说完,夏安好努力的扶着一边的桌子想站起来,可脚腕处传来的钻心刺痛,让她此时的动作变得异常的滑稽可笑。
第一次努力失败后,夏安好直接跌坐在了一摊水里,而周围的同事都只是看着,虽然没有面露嘲讽,但没有一个人上来帮把手。
最近夜总对这个女人的态度大不如前,他们没有必要为了她,跟总监杠上。
“我找他是有事,你以为这个办公室里每个人都和你一样?一天蹲在办公室里无所事事就能拿工资?”
“你哪只眼睛看见我无所事事了!?”
夏安好气的全身都在抖,自己这个上司找她麻烦不是一次两次了,这也太欺负人了,老虎不发威,就当她hellokitty!
“你那种浑水摸鱼还用看?隔着老板办公室的门都能感觉到,要不是有点后台,你……”
艾娃越骂越顺嘴,后面的话也跟着顺嘴说了出来,只不过最后她好像想到了什么,没有说出口,转而用一种嘲讽的语气睨着夏安好。
“你……”
夏安好话还没说完,就被一道男声打断了。
“你没事吧,我扶你,来,先站起来。”
是陈超。
说着,就伸出了一只手,拉住了夏安好的胳膊,将夏安好慢慢的扶了起来。
“不管怎么说,先把人扶起来啊,不知道你们都在干嘛。”
夏安好感激地看了他一眼,然后借着他胳膊上的力度慢慢的站了起来,但是可能是蹲下太久的缘故,突然站起来,只感觉一阵头晕目眩,眼前阵阵的发黑。
再加上一只脚踝受伤,重心不稳,便直勾勾地倒在了陈超的怀里。
“没事吧。”
陈超连忙扶住了夏安好,只是两人的动作在此时就显得格外的暧昧。
“你们围在这里做什么?”
突然,人群外围响起了一道冷冽的嗓音,众人皆是一惊,连忙给霍夜冥让开了一条路,直通案发现场。

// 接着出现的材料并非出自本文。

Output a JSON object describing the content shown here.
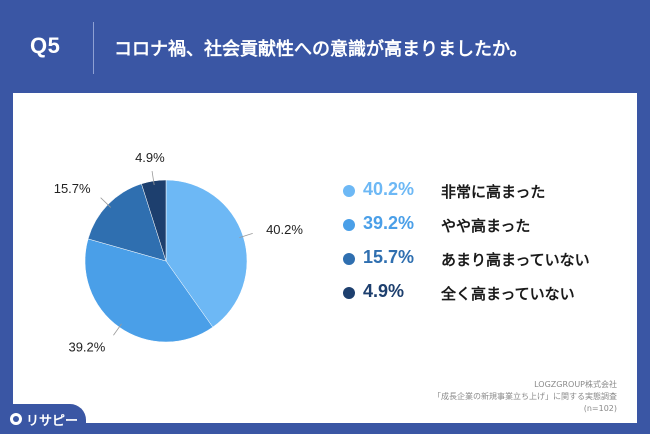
{
  "header": {
    "question_number": "Q5",
    "question_text": "コロナ禍、社会貢献性への意識が高まりましたか。"
  },
  "chart_data": {
    "type": "pie",
    "title": "",
    "start_angle_deg": 0,
    "direction": "clockwise",
    "slices": [
      {
        "label": "非常に高まった",
        "value": 40.2,
        "display": "40.2%",
        "color": "#6db8f5"
      },
      {
        "label": "やや高まった",
        "value": 39.2,
        "display": "39.2%",
        "color": "#4a9fe8"
      },
      {
        "label": "あまり高まっていない",
        "value": 15.7,
        "display": "15.7%",
        "color": "#2f6fb0"
      },
      {
        "label": "全く高まっていない",
        "value": 4.9,
        "display": "4.9%",
        "color": "#1d3f6e"
      }
    ],
    "legend_position": "right"
  },
  "footer": {
    "source_line1": "LOGZGROUP株式会社",
    "source_line2": "「成長企業の新規事業立ち上げ」に関する実態調査",
    "source_line3": "(n=102)",
    "logo_text": "リサピー"
  },
  "colors": {
    "background": "#3a56a4",
    "card": "#ffffff"
  }
}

“夜总,没什么,只是安安工作出了点问题,我们在探讨。”
艾娃一见霍夜冥问,连忙出声解释道。
就好像是害怕自己说晚了那么一秒钟,夏安好就会出声胡说八道似的。
可是艾娃说完,霍夜冥半晌都没有出声,眼睛只是直勾勾的看着陈超揽着夏安好的那只手臂,眸中的怒气仿佛一只火蛇,差点没把陈超拆吞入腹。
只是眸中的怒气很快就被他很
好的掩饰了下去。
“都围在这里干什么?想辞职吗?”
霍夜冥睨了一眼周围的人群,冷冷的吩咐道。
他的话音刚落,周围的人瞬间就散的只剩下了艾娃,夏安好和陈超。
只是大家虽然回了自己的工位,眼睛还是偷偷的瞄着夏安好的方向,毕竟八卦新闻可是办公室的常态。
“夜……夜总。”
夏安好眼前的黑雾渐渐散去,眼睛也逐渐聚焦之后,一眼就装上了霍夜冥阴霾的眸子,下意识的一把推开了陈超,好像是怕霍夜冥误会一般。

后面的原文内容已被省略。